Сама, так и заявила:
— Михал Иваныч, — говорит, — воздух-то какенский! Сладкий. И кукурузы не надо. — И хохочет.
И Михал Иваныч хохочет счастливый, что покупка откладывается. Точно это не кукуруза, а меховое пальто. Мужик был на седьмом небе, что повстречал бабу кушающую воздух, а не бабки и мозг. Это был его идеал! Такая неприхотливая и миниатюрная, что Иваныч не сомневался в практичности её содержания.
Почитай не ест, одеваться может в секции школьного платья для девочек 10−12 лет. И при этом, у неё славная, большая грудь. Два советских будильника «Ереван» под кофтой грозили оторваться, когда она подпрыгивала за гроздьями рябины.
— Попробуйте, какая вкусная и сытная. Как кукуруза… — угощала она кавалера ягодой.

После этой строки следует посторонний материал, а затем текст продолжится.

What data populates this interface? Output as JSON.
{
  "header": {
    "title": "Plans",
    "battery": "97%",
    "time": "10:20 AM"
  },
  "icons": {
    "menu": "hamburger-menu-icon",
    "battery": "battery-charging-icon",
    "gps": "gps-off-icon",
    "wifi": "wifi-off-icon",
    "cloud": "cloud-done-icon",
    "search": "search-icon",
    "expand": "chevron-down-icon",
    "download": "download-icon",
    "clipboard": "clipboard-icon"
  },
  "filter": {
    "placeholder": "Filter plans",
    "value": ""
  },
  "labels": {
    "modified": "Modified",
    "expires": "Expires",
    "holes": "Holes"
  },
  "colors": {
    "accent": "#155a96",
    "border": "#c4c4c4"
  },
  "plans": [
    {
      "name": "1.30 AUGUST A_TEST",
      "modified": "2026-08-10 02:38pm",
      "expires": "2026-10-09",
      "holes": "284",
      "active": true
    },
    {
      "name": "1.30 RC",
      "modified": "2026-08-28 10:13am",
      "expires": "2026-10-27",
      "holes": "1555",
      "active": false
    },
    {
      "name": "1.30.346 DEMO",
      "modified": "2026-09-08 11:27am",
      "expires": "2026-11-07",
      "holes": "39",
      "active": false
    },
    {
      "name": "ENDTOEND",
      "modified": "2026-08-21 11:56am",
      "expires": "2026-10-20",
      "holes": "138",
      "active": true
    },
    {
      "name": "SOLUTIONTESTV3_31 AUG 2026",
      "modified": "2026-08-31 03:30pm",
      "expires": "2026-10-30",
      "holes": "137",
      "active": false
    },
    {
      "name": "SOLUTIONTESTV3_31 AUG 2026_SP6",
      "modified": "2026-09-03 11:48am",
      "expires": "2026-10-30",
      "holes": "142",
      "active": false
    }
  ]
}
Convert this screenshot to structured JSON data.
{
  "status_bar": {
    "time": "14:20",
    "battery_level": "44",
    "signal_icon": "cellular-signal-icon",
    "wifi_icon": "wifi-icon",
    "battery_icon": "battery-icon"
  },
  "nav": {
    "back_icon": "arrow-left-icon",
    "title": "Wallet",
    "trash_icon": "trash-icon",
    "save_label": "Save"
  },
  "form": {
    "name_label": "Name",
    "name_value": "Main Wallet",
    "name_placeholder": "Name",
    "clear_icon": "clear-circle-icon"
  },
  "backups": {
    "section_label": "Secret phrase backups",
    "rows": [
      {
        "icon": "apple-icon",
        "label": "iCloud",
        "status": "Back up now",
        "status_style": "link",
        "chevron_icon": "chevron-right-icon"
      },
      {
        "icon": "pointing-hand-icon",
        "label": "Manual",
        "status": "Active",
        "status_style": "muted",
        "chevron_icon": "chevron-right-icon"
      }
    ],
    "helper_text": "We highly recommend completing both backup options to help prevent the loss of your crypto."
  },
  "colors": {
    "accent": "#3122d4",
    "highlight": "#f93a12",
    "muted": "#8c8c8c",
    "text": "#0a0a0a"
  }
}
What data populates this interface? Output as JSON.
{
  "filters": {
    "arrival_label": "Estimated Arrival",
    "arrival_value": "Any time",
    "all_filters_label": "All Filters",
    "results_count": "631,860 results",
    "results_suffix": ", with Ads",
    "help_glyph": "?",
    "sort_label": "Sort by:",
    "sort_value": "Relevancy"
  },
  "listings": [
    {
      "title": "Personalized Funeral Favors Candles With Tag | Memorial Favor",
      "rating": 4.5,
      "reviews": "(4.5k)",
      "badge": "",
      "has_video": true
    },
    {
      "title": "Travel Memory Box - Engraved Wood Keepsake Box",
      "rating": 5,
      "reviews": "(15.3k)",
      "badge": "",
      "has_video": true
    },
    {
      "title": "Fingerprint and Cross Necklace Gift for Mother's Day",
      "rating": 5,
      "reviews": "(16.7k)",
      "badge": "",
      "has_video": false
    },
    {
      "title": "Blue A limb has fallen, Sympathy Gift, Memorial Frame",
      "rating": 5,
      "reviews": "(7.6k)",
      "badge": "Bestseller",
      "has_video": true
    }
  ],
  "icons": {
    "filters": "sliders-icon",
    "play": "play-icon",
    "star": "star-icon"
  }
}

Тот покорно жевал с коровьим лицом, и соглашался. Кажется, он решил задарма сорвать первый поцелуй. Накинулся на спутницу на скамье под полыхающим апельсиновым клёном… С трудом отстранив Михал Иваныча, вся раскрасневшаяся от удушья, Жанна хапнула кислороду и брякнула:
— С тобой, Михал Иваныч, только в кино целоваться. Во тьме кромешной.
Тот считал себя первоклассным мужчиной, и снисходительно пошутил:
— Чё, такой страшный?
— Страстный… — ответила та и игриво швырнула ему в лицо кленовый гербарий, сбив роговые очки и кепку.
— Богиня, а-а! — простонал влюбленный, накинул оправу и мигом составил сто двадцать шестой гербарий во славу любви.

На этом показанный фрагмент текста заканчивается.